From Utah Magazine. “Downtown Salt Lake City is seeing an unprecedented boom in apartment development, according to a new study released by the Kem C. Gardner Policy Institute. In 2010, after 100 years of development, the number of downtown rental units in Salt Lake City totaled 5,200. By 2020, that number is expected to double to 10,000 units. For the purpose of the study, downtown includes the area from approximately 700 East to 700 West and from 400 South to North Temple, or roughly 1.65 square miles.”

“‘The magnitude of the current boom combined with very high rental rates seems like a recipe for an overbuilt market,’ said James Wood, Ivory-Boyer Senior Fellow at the Gardner Policy Institute. ‘However, as of October 2016, there are no signs of a distressed market. Vacancy rates are low, rental rates are increasing and absorption rates are strong.’”

From Boston Agent Magazine in Massachusetts. “Boston Agent (BA): Tell us about how Boston’s construction market is doing this year? Sue Hawkes (SH): It’s the largest construction boom that we’ve seen in the history of Boston, frankly. We now have a large development cycle that’s inclusive of condominiums, as well as the rentals. Some would argue that we’ve got an over supply of rentals.
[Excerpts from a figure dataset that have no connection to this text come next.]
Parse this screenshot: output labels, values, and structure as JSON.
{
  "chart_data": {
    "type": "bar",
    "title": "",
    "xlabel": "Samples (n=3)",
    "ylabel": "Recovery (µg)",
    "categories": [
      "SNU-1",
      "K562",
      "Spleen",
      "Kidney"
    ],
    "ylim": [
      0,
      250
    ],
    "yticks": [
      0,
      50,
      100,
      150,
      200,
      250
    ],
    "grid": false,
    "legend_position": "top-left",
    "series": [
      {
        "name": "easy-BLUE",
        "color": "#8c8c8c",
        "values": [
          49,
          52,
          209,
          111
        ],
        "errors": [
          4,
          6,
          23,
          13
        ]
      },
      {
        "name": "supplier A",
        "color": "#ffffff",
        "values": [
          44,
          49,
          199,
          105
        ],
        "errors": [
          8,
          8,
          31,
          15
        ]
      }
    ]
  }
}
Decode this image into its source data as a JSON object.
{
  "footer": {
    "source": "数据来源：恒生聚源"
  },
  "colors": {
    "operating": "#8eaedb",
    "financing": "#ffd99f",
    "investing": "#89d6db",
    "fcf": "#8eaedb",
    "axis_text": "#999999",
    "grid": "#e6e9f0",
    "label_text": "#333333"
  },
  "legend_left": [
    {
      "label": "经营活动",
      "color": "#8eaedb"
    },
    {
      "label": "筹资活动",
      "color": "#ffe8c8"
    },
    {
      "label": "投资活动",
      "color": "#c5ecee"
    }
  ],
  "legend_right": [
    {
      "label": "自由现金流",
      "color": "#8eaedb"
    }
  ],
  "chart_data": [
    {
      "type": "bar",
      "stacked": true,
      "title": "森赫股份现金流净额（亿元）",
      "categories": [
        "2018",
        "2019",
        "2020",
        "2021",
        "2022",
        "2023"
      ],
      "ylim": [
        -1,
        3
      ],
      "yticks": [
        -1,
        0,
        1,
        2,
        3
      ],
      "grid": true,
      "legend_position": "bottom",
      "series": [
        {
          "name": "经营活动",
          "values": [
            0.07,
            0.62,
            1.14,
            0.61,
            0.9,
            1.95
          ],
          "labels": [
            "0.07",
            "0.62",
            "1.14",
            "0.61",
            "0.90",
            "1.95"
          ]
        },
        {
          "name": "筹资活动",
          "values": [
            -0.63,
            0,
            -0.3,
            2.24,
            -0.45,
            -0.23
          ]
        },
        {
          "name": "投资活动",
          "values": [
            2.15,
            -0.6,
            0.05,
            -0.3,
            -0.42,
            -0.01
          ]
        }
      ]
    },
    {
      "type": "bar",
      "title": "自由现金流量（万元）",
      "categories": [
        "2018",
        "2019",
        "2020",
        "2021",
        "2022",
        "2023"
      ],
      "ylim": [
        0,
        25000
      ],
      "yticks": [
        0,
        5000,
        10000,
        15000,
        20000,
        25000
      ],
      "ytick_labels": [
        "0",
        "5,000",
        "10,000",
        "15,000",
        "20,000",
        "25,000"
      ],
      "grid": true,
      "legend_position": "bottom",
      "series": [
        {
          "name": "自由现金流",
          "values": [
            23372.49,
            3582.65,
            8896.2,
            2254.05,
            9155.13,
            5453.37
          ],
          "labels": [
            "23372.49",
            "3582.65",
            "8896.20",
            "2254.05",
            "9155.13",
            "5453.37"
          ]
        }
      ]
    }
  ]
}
I think that it’s not so much the over supply that might be the issue but the required price point for the rentals that are being built can only be satisfied by the highest end consumers.”

The Pacific Business News. “Honolulu maintained its spot as the 11 th priciest city for renting an apartment during October, though rental prices declined, according to Zumper Inc. For a two-bedroom apartment, rent fell 4 percent from last month to $2,400. Rents even declined in the top two priciest cities: San Francisco and New York. In San Francisco, one-bedroom prices were down almost 8 percent from last year with a median rent of $3,380. Two-bedroom median prices were down 6.6 percent from last year to $4,670.”
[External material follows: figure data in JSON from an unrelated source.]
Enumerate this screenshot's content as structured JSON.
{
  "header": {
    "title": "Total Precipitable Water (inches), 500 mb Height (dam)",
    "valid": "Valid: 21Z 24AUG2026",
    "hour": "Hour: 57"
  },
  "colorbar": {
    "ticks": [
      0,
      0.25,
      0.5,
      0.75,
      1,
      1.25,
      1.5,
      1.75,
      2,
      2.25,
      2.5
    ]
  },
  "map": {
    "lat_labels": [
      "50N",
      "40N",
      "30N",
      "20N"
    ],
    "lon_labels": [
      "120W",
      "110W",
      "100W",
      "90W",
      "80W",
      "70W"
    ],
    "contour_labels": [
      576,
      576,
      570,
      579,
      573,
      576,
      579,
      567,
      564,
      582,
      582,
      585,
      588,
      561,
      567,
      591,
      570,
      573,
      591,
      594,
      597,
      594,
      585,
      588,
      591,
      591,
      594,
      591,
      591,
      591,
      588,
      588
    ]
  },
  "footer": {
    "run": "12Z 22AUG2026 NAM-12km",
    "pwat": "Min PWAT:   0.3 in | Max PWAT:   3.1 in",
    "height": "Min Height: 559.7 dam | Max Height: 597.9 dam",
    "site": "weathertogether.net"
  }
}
From The Record in New Jersey. “After a four-year surge, home construction in New Jersey has eased this year, running about 12.6 percent behind last year’s pace, according to the U.S. census. Multifamily construction continues to drive the activity, accounting for 64 percent of the building permits issued in the state so far this year. Edgewater builder Fred Daibes said he has seen a softening in demand for rentals, except in towns close to the Hudson River. He and a partner are building a 277-unit rental building in Cliffside Park’s shopping district, and Daibes also has rental projects under way in North Bergen and Fort Lee.”
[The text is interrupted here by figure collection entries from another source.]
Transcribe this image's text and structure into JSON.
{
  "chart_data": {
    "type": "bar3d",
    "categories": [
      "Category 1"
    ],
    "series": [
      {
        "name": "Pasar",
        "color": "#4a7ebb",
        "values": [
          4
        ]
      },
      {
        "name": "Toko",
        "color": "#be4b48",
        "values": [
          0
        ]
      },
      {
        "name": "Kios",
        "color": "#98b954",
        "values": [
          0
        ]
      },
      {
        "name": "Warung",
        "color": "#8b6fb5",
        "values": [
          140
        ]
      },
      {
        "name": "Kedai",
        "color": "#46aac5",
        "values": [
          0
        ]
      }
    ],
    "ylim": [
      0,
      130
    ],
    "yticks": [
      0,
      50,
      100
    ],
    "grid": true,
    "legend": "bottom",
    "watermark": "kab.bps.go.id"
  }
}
“‘High prices in Manhattan are pushing the overflow here,’ Daibes said. But except for along New Jersey’s Gold Coast, he’s not sure there’s enough population growth to keep up with the supply of new apartments coming to market in the Garden State.”

From Miami Today in Florida. “As a steady stream of completed rental units trickles into the Midtown residential market just as construction begins on others and still others are proposed, the emerging market seems to have nothing but smooth sailing ahead. As of the second quarter of the year, there were 978 completed units in Midtown, according to an Integra Realty Resources market study. Current asking leasing prices in Midtown average $2,672, with an average achieved price of $2,580 and an average of 11 leases per month.”

“Jonathan Mann, a broker with the Jon Mann Group at Coldwell Banker expects occupancy to stay stable so long as rents remain in the area of where they are now and ‘millennial incomes remain strong.’ Hyde Midtown, with 410 units at 3401 NE First Ave., is seeing an average price of $632,500 per unit at $575 per square foot and an average square footage of 1,100. ‘Inventory has accumulated, and asking prices have continued to drop in the existing towers – Midtown 2 and Midtown 4 – and sales in Hyde Midtown and other pre-construction towers were pretty much non-existent during the third quarter, including the cancellation of Boulevard 57,’ Mr. Mann said.”